第2話ホープと女の子
「はっ!?」
思わず声をあげてしまった。
え!?
スマホが勝手に文章を!?
幻覚!?
いやハッキングか!?
私疲れてるの?
いや、たしかに最近病んでるけどそれにしても…
『幻覚じゃないよ。ハッキングはあってるけどね?あ、心拍数と体温と表情からだいたいの思考は読んだけど合ってるかな?正答率はたぶん97%ってとこかな?』
そんな事を思っているとスマホには新たな文章が打ち出された。
怖っ!!
もはやハッキングとかそんなレベルじゃない。
スマホがお化けに乗っ取られた!!
私はそう判断した。
『待って!!お化けじゃないし、私はあなたの味方だよ』
「だったら…」
その言葉は私の口から自然と出ていた。
「だったら私の味方なら助けてよっ!!」
私は気づいたら泣きながら叫んでいた。
「どうしたの?」
そのすぐ後に母から問いかけられるが私はなんでもないと返事をする。
全く私は何を言っているんだ?
こんなお化けに相談したところでなんの解決にもなるわけが…
そんな私の思考は途中で遮られた。
『いいよ。私に任せて。私が…ごめん、勝手に名前見ちゃった。美月ちゃんの味方だって証明してあげる。レベルは1〜10まであるけど、数字がでかい程確実に…』
「10で…」
私は文章が最後まで打たれる前にそう言った。
『りょーかい。明日の学校はいじめは一切ないよ。

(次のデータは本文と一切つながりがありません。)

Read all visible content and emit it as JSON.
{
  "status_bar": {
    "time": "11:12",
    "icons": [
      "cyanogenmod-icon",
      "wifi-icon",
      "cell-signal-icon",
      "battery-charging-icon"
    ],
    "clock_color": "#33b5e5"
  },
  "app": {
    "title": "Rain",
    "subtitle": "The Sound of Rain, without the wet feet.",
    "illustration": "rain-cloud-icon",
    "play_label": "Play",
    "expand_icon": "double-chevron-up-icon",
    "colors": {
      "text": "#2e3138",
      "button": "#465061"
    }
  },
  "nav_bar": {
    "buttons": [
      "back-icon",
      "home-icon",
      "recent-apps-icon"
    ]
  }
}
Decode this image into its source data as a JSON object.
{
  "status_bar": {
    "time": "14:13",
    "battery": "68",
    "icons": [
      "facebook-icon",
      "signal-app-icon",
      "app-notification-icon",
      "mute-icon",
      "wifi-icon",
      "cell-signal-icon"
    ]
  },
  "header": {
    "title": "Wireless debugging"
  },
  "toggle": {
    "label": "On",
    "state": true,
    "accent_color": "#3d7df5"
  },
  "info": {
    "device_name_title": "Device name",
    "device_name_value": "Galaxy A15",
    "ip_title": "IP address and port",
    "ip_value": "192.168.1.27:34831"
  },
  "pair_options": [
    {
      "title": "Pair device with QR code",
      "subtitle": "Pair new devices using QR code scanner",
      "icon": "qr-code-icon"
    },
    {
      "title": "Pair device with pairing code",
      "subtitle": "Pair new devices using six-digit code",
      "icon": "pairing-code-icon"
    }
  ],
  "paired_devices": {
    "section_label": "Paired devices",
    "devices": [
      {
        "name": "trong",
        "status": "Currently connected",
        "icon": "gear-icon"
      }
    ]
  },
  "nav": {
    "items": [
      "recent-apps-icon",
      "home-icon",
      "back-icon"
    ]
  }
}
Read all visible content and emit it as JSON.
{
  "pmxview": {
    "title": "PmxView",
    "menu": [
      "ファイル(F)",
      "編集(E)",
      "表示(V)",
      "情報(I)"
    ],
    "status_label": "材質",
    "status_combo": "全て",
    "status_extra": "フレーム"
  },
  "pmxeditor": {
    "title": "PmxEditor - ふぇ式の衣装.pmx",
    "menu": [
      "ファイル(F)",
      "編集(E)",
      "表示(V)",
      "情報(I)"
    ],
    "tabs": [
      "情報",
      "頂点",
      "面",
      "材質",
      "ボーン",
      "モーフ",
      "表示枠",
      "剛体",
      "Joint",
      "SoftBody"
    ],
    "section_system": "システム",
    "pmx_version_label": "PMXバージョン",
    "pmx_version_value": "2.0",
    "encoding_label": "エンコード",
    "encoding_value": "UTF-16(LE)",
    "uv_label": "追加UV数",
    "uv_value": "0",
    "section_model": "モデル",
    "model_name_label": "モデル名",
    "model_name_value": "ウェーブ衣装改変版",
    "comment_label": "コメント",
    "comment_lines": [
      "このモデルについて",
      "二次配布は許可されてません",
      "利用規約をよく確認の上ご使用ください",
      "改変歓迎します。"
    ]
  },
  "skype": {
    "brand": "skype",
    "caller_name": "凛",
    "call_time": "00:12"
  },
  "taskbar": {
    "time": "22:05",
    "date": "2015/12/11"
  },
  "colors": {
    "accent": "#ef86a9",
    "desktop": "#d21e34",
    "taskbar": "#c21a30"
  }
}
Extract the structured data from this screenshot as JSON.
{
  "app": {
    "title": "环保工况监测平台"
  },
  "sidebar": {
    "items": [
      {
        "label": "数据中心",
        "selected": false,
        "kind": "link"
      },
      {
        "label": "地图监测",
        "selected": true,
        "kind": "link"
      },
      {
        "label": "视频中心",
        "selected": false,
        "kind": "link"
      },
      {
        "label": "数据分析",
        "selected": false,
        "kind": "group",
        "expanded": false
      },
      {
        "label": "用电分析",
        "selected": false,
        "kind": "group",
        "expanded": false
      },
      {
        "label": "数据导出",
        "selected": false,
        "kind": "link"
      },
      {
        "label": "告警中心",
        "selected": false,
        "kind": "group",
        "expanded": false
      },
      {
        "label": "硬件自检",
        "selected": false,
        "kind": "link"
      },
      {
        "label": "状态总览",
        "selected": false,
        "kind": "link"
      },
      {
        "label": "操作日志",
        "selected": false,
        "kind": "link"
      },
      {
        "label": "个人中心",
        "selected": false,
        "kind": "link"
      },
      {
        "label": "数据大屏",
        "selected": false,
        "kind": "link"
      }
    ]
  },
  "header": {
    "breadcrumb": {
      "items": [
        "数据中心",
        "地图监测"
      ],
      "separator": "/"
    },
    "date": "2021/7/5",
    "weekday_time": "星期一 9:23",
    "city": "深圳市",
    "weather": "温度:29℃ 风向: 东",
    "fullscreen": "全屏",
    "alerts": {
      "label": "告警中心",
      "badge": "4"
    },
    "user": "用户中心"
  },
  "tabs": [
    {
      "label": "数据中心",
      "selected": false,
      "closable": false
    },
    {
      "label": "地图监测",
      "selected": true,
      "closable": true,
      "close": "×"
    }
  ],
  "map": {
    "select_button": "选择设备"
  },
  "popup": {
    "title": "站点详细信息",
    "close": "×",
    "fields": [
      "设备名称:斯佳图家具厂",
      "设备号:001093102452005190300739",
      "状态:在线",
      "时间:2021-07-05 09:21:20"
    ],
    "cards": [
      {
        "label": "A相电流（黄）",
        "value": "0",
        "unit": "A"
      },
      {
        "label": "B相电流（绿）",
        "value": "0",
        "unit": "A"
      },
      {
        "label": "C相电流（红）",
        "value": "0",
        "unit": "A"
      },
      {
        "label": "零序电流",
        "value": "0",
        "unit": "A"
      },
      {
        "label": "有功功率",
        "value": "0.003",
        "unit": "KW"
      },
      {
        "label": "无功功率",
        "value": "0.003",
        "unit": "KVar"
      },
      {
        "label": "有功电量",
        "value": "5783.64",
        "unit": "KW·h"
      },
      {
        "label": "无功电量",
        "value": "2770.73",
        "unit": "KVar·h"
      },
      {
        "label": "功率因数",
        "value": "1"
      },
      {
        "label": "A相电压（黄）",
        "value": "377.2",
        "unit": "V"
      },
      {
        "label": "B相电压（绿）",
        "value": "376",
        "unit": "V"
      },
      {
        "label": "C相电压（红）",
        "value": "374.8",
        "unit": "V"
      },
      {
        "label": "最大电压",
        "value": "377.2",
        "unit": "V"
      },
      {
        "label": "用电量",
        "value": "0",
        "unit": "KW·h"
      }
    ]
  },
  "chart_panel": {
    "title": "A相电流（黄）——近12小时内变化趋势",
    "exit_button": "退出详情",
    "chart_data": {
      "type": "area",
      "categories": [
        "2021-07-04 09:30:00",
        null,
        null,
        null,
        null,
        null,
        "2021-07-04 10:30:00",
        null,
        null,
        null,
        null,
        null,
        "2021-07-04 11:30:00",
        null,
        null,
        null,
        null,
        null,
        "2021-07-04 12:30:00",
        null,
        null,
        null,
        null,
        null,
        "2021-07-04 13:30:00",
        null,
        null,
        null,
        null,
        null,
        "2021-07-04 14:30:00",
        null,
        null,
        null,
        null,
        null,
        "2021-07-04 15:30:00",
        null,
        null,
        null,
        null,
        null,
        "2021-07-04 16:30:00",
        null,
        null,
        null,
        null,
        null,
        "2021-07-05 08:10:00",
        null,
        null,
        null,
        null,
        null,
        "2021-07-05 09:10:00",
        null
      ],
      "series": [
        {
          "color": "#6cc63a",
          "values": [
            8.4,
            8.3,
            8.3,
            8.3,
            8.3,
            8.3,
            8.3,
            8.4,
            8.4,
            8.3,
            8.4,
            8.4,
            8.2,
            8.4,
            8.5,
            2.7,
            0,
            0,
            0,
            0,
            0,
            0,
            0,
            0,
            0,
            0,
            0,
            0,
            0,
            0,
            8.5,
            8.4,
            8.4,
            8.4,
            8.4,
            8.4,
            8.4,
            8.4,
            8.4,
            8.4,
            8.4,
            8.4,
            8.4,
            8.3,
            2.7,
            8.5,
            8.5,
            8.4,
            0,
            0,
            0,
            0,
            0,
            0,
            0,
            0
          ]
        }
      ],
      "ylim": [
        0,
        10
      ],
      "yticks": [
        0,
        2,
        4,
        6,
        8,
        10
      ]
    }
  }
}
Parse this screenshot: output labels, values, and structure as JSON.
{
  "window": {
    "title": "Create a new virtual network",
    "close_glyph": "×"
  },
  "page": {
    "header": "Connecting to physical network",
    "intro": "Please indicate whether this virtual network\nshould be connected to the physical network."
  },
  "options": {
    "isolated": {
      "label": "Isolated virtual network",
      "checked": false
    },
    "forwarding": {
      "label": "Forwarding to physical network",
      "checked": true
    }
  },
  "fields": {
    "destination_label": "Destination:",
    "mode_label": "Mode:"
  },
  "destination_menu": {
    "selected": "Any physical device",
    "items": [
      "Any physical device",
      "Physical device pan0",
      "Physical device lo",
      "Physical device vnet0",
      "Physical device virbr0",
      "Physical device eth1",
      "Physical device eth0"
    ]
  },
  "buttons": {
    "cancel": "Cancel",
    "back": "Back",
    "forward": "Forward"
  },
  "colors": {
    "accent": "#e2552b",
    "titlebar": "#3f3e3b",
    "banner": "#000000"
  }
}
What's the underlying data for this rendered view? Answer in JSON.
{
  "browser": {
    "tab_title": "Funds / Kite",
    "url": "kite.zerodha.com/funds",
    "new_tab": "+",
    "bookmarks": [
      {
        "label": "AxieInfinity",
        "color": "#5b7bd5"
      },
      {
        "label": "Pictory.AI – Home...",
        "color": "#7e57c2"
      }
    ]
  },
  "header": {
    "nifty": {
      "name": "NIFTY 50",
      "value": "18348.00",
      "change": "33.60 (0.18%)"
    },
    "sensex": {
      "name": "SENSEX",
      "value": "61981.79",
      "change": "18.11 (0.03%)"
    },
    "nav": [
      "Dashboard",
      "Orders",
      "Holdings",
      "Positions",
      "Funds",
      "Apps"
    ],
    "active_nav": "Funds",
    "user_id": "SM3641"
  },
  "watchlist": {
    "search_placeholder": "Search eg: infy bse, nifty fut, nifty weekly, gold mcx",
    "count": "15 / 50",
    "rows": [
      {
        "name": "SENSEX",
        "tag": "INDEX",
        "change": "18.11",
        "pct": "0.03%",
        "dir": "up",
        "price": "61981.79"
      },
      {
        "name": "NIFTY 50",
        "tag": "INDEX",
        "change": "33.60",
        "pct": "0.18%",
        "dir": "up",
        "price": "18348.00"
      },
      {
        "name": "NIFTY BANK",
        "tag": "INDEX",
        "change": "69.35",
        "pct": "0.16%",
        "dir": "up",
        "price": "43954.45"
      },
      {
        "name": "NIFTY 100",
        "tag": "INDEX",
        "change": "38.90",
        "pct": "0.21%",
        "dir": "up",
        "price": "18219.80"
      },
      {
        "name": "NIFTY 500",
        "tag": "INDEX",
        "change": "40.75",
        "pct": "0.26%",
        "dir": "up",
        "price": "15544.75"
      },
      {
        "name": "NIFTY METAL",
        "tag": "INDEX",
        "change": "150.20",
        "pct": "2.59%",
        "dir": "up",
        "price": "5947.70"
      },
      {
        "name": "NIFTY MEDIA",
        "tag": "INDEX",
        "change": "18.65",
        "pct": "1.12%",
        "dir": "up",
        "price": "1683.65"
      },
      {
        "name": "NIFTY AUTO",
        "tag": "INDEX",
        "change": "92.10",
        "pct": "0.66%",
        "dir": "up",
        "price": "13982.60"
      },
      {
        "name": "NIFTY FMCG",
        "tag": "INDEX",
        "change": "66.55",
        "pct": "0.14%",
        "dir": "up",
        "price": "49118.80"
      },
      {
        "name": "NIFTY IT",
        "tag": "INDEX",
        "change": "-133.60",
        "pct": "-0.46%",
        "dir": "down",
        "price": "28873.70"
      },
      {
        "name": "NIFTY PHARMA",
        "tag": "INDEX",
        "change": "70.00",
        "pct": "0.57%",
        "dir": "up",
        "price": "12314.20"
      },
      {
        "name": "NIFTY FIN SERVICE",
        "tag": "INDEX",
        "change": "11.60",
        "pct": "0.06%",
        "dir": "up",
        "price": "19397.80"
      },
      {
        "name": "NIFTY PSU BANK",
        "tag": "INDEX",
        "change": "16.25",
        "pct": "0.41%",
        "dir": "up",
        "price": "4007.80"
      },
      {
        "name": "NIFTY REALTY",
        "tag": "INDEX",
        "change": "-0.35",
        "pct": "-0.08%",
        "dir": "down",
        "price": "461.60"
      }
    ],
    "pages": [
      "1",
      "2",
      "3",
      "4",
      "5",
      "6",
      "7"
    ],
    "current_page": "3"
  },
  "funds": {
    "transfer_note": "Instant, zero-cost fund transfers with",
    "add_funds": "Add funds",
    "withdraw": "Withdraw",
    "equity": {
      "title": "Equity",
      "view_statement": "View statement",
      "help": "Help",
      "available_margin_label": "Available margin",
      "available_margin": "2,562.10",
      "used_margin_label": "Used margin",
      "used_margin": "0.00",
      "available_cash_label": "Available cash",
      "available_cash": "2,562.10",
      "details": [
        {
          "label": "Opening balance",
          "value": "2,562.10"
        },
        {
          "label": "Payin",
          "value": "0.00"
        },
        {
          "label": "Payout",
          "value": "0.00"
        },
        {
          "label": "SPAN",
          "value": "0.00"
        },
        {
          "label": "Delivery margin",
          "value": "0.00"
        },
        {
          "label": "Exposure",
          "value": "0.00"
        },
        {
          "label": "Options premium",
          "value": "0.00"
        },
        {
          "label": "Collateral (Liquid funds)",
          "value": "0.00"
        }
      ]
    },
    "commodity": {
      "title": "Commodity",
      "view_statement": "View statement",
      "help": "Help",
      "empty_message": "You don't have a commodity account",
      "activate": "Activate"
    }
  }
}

私に任せてね?』
ホープと名乗るスマホを乗っ取ったお化けはそう言った。
その日の私はホープのそんな言葉なんか全く信じていないまま眠りについた。
明日も学校が憂鬱だな…とそんな事を考えながら…
〜翌朝〜
パトカーのけたたましいサイレン音に私は起こされた。
それも一台や二台ではない。
母はテレビをつけて顔面を蒼白にしている。
このニュースは全国版だ。
つまり全国を騒がすような出来事がここで起きているということだ。
ニュースキャスターが深妙な顔つきをしながら言う。
「ただいま一家全員が変わり果てた姿で発見された被害者宅の一つである田中さん宅の前に来ています。近隣住民の目撃証言によると田中さん宅が襲われたのは昨夜午前1時頃…自動小銃の銃声と思われる発泡音が立て続けに20〜30発した後、田中さん宅から黒ずくめの男の5人組が出てきて闇夜に紛れ逃走したとの事です。他の7件も同じような目撃証言が…」
私は途中までニュースを聞いてその先が頭に入ってこなかった。
学校はこの日、もちろん臨時休校になった。